La angiografía cerebral de Egas Moniz se usa aun hoy en los hospitales para verificar si hay aneurismas, tumores cerebrales, coágulos o evaluar el estado de las arterias de la cabeza antes de una cirugía. Una angiografía cerebral implica que un líquido extraño y resplandeciente corra por las venas para revelar la orografía del cerebro. Mientras el líquido viaja resplandece en la pantalla de las computadoras y los médicos pueden verificar si hay novedades en las arterias.
Egas Moniz no sólo reveló la forma de explorar los recovecos del cerebro. La primera angiografía pulmonar, en 1931, también fue obra suya. Hoy que su nombre es apenas un dato curioso en la literatura médica y en los blogs interesados por el gore, varios científicos pueden llamarse sus herederos.
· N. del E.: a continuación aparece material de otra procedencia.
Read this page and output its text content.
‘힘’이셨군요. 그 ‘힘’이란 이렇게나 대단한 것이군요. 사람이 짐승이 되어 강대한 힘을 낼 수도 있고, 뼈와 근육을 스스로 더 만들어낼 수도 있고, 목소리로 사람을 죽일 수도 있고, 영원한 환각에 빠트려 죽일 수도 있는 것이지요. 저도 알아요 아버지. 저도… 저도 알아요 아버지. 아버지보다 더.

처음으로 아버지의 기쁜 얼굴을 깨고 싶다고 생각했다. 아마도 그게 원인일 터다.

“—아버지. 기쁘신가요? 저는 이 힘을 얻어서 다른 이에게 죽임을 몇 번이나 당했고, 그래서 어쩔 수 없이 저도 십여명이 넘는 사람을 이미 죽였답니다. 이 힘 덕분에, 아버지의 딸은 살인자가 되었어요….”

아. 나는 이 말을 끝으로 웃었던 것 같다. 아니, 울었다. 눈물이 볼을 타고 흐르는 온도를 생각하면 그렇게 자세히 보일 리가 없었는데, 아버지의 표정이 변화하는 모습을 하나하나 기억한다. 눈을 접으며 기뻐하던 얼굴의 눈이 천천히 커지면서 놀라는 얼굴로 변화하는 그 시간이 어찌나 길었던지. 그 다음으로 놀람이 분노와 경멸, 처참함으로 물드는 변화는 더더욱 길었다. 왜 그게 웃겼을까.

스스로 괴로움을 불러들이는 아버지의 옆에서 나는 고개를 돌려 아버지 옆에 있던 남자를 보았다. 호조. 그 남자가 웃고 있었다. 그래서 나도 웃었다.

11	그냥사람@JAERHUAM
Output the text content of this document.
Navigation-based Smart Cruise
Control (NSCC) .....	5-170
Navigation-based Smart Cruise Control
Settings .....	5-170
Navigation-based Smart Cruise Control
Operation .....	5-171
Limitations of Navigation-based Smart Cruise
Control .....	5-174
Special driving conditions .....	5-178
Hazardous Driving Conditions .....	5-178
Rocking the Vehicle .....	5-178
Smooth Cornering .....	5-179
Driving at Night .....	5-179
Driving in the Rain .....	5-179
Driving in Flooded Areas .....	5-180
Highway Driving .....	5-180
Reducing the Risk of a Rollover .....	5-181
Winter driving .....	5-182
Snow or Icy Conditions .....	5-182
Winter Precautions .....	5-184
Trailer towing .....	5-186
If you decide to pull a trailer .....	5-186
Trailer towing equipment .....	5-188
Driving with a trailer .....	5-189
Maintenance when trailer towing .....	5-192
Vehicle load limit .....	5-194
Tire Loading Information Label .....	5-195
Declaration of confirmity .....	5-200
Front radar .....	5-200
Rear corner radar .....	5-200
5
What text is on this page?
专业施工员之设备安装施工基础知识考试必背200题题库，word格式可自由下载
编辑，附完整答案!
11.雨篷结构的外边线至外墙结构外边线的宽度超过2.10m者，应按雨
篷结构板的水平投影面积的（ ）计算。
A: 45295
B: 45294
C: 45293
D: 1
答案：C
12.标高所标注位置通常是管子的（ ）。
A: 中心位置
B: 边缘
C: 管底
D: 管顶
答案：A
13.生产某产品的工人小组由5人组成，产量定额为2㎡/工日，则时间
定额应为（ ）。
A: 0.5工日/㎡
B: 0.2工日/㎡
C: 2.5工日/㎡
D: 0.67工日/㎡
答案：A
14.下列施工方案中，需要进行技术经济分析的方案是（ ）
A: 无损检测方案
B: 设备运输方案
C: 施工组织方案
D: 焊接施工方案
El neurocientífico Adrian Owen, en Cambridge, demostró que la ausencia de la conciencia de un paciente en estado vegetativo era sólo aparente. La portuguesa Hanna Damásio fue pionera en el uso de métodos para obtener imágenes de lesiones cerebrales en pacientes vivos y diagnosticarlos. Su marido, Antonio Damásio, probó que las emociones habitan en el cerebro. Por Egas Moniz hoy los médicos pueden observar el comportamiento del cerebro de personas vivas y especialistas que estudian las imágenes cerebrales tienen elementos para decidir el mejor tratamiento para los deprimidos, los ansiosos, los amnésicos.
En 1949, cuando Egas Moniz ganó el premio Nobel, el Presidente de la Real Academia de las Ciencias de Suecia dijo en su discurso que el galardonado de sesentaiún años era ya un sabio notable en varios campos cuando, «por accidente, concluyó que el cuchillo del cirujano podría aliviar o incluso recuperar a los pacientes que sufren ciertas perturbaciones psíquicas serias. Se puso a trabajar con audacia. […] Hoy su método se practica en todas partes con muy buenos resultados».
El comité del premio Nobel esquiva, hasta hoy, a una asociación de familiares de lobotomizados que exige que le retiren el premio a Egas Moniz. No han estado solos. Un paciente paranoico disparó ocho veces al petrolero cerebral portugués diez años antes de que recibiera su Nobel. Egas Moniz sobrevivió; murió casi veinte años después. Los disparos eran una queja: Antonio Egas Moniz no le había recetado más medicación al hombre. Tampoco lo había lobotomizado.
*Este texto se publicó originalmente en la revista Etiqueta Negra, y forma parte del libro de perfiles Necesito saber hoy de tu vida (2021), de Sabrina Duque.